« Malgré sa toute-puissance affirmée pendant quatre décennies, Kim Il-sung est mort vendredi rattrapé par sa condition d’humain mortel. Kim est mort au moment le moins opportun, alors qu’il était en train de négocier avec les Etats-Unis et l’autre Corée l’insertion de son pays dans le monde de l’après-Guerre froide.

L’initiative prise il y a à peine quelques jours par le dictateur de renouer le fil des négociations comportait un enjeu considérable pour l’Asie. La normalisation des relations entre les deux Corées, ou à terme leur réunification dans la région du monde qui connaît la croissance et le développement technologiques les plus rapides, auraient un retentissement presque équivalent à celui de l’unification allemande en Europe. […]

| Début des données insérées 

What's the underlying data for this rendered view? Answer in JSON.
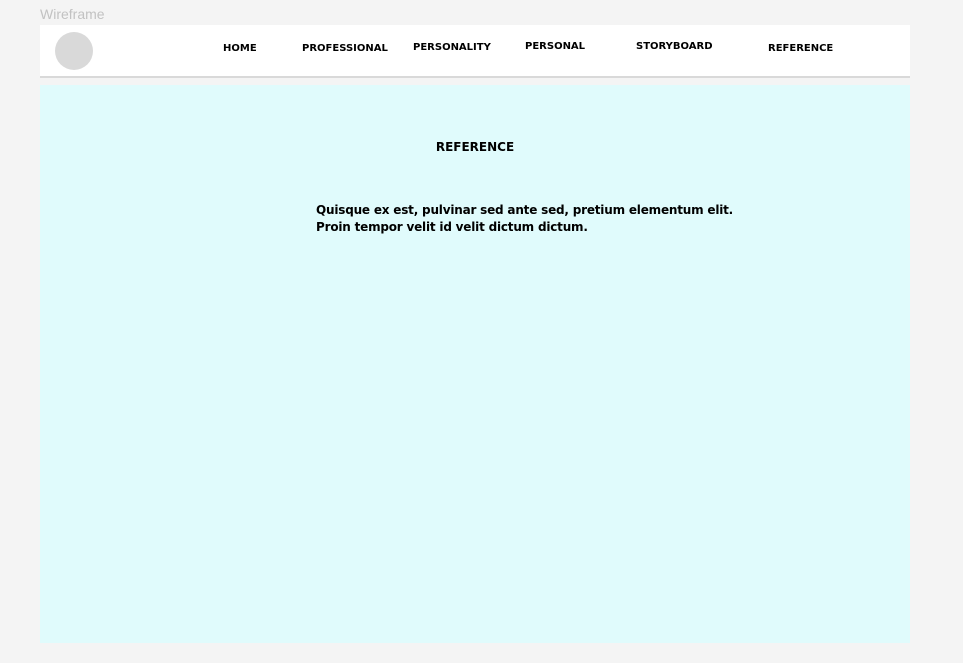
{
  "frame": {
    "label": "Wireframe"
  },
  "header": {
    "nav": [
      {
        "label": "HOME"
      },
      {
        "label": "PROFESSIONAL"
      },
      {
        "label": "PERSONALITY"
      },
      {
        "label": "PERSONAL"
      },
      {
        "label": "STORYBOARD"
      },
      {
        "label": "REFERENCE"
      }
    ]
  },
  "main": {
    "title": "REFERENCE",
    "body_lines": [
      "Quisque ex est, pulvinar sed ante sed, pretium elementum elit.",
      "Proin tempor velit id velit dictum dictum."
    ]
  },
  "colors": {
    "page_background": "#f4f4f4",
    "header_background": "#ffffff",
    "content_background": "#e0fbfc",
    "logo_placeholder": "#d9d9d9"
  }
}
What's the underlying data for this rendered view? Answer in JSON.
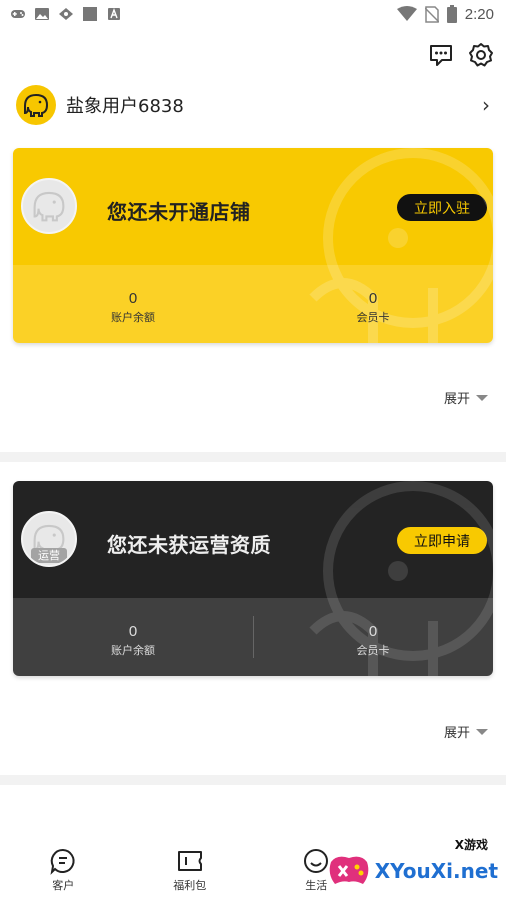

Kim Il-sung mort se dresse désormais sur le chemin de cette normalisation. Il était devenu à plus de 80 ans la clef de la transition qu’il s’apprêtait à mener avec le sens politique aigu que personne ne lui contestait. Armé de la bombe atomique – ou de la conviction répandue par les Américains qu’il la détenait – ainsi qu’un peuple de 22 millions de personnes qui lui obéissait au doigt et à l’œil, Kim entendait faire payer cher la rentrée en orbite terrestre de son régime […]. Il aurait peut-être su en prolonger, au bénéfice de son fils, le caractère autoritaire et centralisé.

Mais ce que le père aurait pu accomplir, le fils ne le pourra peut-être pas. La succession comme l’immortalité risque bien d’échapper à Kim Il-sung. […] »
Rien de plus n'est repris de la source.